Case Presentation: An 80-year-old female with a history of atrial fibrillation on warfarin, type 2 diabetes mellitus, vitamin D deficiency, and CKD stage III presented as a transfer for further management of a worsening left lower extremity ulceration. Onset was 2 weeks prior without any concordant symptoms of infection and was initially evaluated by her PCP who had prescribed a course of cephalexin. Despite this, the ulceration had progressed with foul-smelling purulent drainage, swelling, and pain. At the outside institution CT of the left lower extremity was consistent with a superficial soft tissue swelling and calcifications with ultrasound negative for DVT. She was treated with broad spectrum antibiotics with negative infectious work up, and underwent wound debridement twice without clinical improvement. Patient was thereafter transferred to our institution with stable vitals. Labs illustrated a white blood cell count of 8.04 K/μL, Cr at 1.68 (at baseline), calcium of 9.0 mg/dL, PT/INR 1.8, CRP of 4.93 mg/dL, and ESR of 91 mm/hr. Warfarin was held on admission. Antibiotics were discontinued as there were no signs of cellulitis and repeat imaging did not reveal deeper infection. Dermatology was consulted and performed a shave biopsy illustrating calcific stippling of fat lobules and calcification of the walls of small and medium caliber vessels, consistent with calciphylaxis. With the diagnosis confirmed, vitamin D supplementation was discontinued and therapy with sodium thiosulfate was started. Pain control was achieved with low-dose opioids, wound care was provided by surgical teams, and anticoagulation was transitioned to apixaban. Fortunately, despite severe ulceration, there was no further progression during her hospital course. Patient was discharged to rehab and was noted to have significant improvement at follow up.
Discussion: Calciphylaxis is characterized by calcification of small and medium sized vessels that leads to ischemic necrosis (2). It classically occurs with renal failure but can also occur in those with normal renal function, precipitated by hyperparathyroidism, liver disease, corticosteroids, malignant neoplasm, or warfarin use (3). The exact mechanism is unclear but is thought to be promotion of vascular calcification by inhibition of vitamin K-dependent matrix Gla protein, a protein that prevents calcium deposition in arteries (4). Sodium thiosulfate is thought to have cation-chelating properties and therefore when used in calciphylaxis, chelating calcium to produce calcium thiosulfate which may be more soluble than other calcium salts (5).

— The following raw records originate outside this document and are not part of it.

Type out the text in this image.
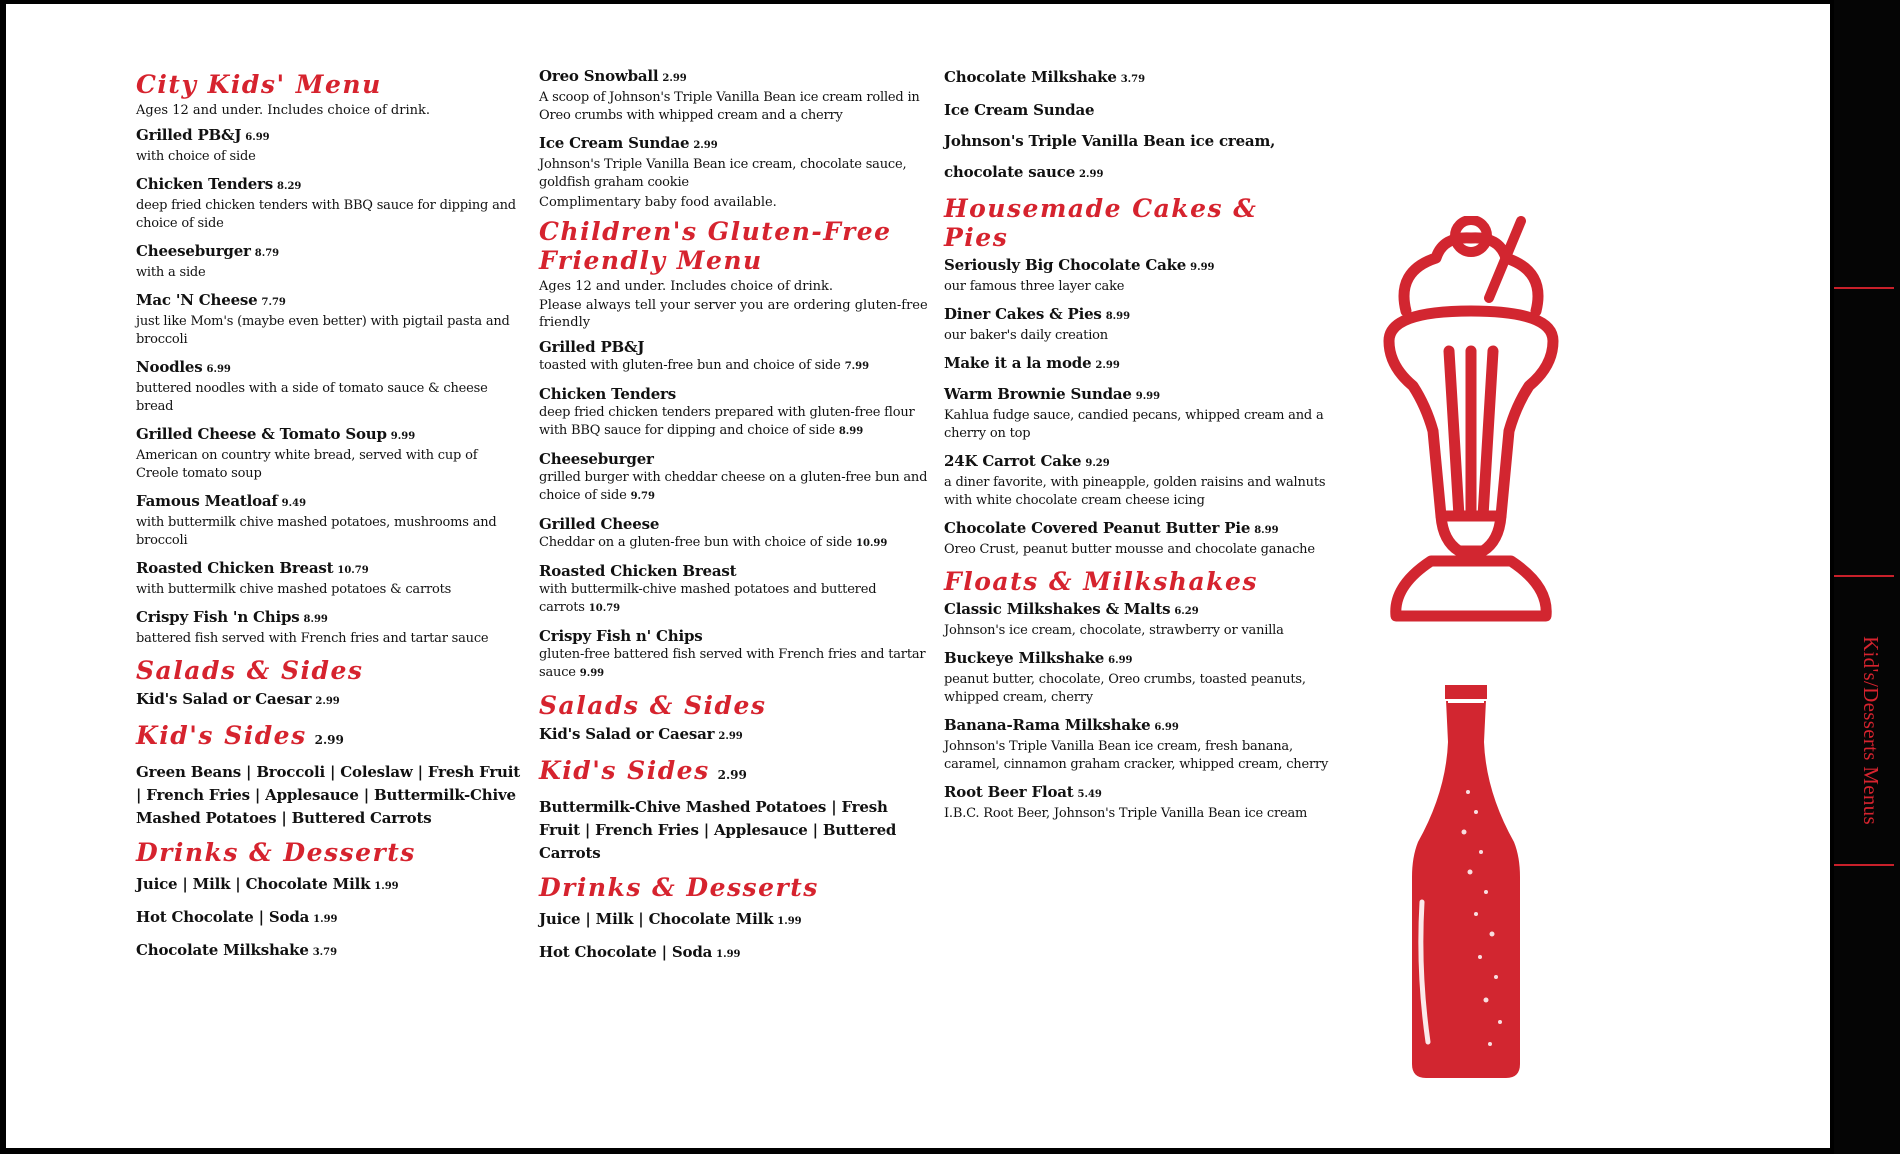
City Kids' Menu
Ages 12 and under. Includes choice of drink.
Grilled PB&J 6.99
with choice of side
Chicken Tenders 8.29
deep fried chicken tenders with BBQ sauce for dipping and choice of side
Cheeseburger 8.79
with a side
Mac 'N Cheese 7.79
just like Mom's (maybe even better) with pigtail pasta and broccoli
Noodles 6.99
buttered noodles with a side of tomato sauce & cheese bread
Grilled Cheese & Tomato Soup 9.99
American on country white bread, served with cup of Creole tomato soup
Famous Meatloaf 9.49
with buttermilk chive mashed potatoes, mushrooms and broccoli
Roasted Chicken Breast 10.79
with buttermilk chive mashed potatoes & carrots
Crispy Fish 'n Chips 8.99
battered fish served with French fries and tartar sauce
Salads & Sides
Kid's Salad or Caesar 2.99
Kid's Sides 2.99
Green Beans | Broccoli | Coleslaw | Fresh Fruit | French Fries | Applesauce | Buttermilk-Chive Mashed Potatoes | Buttered Carrots
Drinks & Desserts
Juice | Milk | Chocolate Milk 1.99
Hot Chocolate | Soda 1.99
Chocolate Milkshake 3.79
Oreo Snowball 2.99
A scoop of Johnson's Triple Vanilla Bean ice cream rolled in Oreo crumbs with whipped cream and a cherry
Ice Cream Sundae 2.99
Johnson's Triple Vanilla Bean ice cream, chocolate sauce, goldfish graham cookie
Complimentary baby food available.
Children's Gluten-Free Friendly Menu
Ages 12 and under. Includes choice of drink.
Please always tell your server you are ordering gluten-free friendly
Grilled PB&J
toasted with gluten-free bun and choice of side 7.99
Chicken Tenders
deep fried chicken tenders prepared with gluten-free flour with BBQ sauce for dipping and choice of side 8.99
Cheeseburger
grilled burger with cheddar cheese on a gluten-free bun and choice of side 9.79
Grilled Cheese
Cheddar on a gluten-free bun with choice of side 10.99
Roasted Chicken Breast
with buttermilk-chive mashed potatoes and buttered carrots 10.79
Crispy Fish n' Chips
gluten-free battered fish served with French fries and tartar sauce 9.99
Salads & Sides
Kid's Salad or Caesar 2.99
Kid's Sides 2.99
Buttermilk-Chive Mashed Potatoes | Fresh Fruit | French Fries | Applesauce | Buttered Carrots
Drinks & Desserts
Juice | Milk | Chocolate Milk 1.99
Hot Chocolate | Soda 1.99
Chocolate Milkshake 3.79
Ice Cream Sundae
Johnson's Triple Vanilla Bean ice cream,
chocolate sauce 2.99
Housemade Cakes & Pies
Seriously Big Chocolate Cake 9.99
our famous three layer cake
Diner Cakes & Pies 8.99
our baker's daily creation
Make it a la mode 2.99
Warm Brownie Sundae 9.99
Kahlua fudge sauce, candied pecans, whipped cream and a cherry on top
24K Carrot Cake 9.29
a diner favorite, with pineapple, golden raisins and walnuts with white chocolate cream cheese icing
Chocolate Covered Peanut Butter Pie 8.99
Oreo Crust, peanut butter mousse and chocolate ganache
Floats & Milkshakes
Classic Milkshakes & Malts 6.29
Johnson's ice cream, chocolate, strawberry or vanilla
Buckeye Milkshake 6.99
peanut butter, chocolate, Oreo crumbs, toasted peanuts, whipped cream, cherry
Banana-Rama Milkshake 6.99
Johnson's Triple Vanilla Bean ice cream, fresh banana, caramel, cinnamon graham cracker, whipped cream, cherry
Root Beer Float 5.49
I.B.C. Root Beer, Johnson's Triple Vanilla Bean ice cream	Kid's/Desserts Menus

Conclusions: Calciphylaxis is a rare condition associated with a mortality rate of up to 45% at 12 months from onset (1). It is prudent for clinicians to have a high index of suspicion, as it can also occur in non-end stage renal patients as highlighted by this case. Management requires an urgent multidisciplinary and individualized approach as there are no high quality studies supporting an optimal treatment regimen.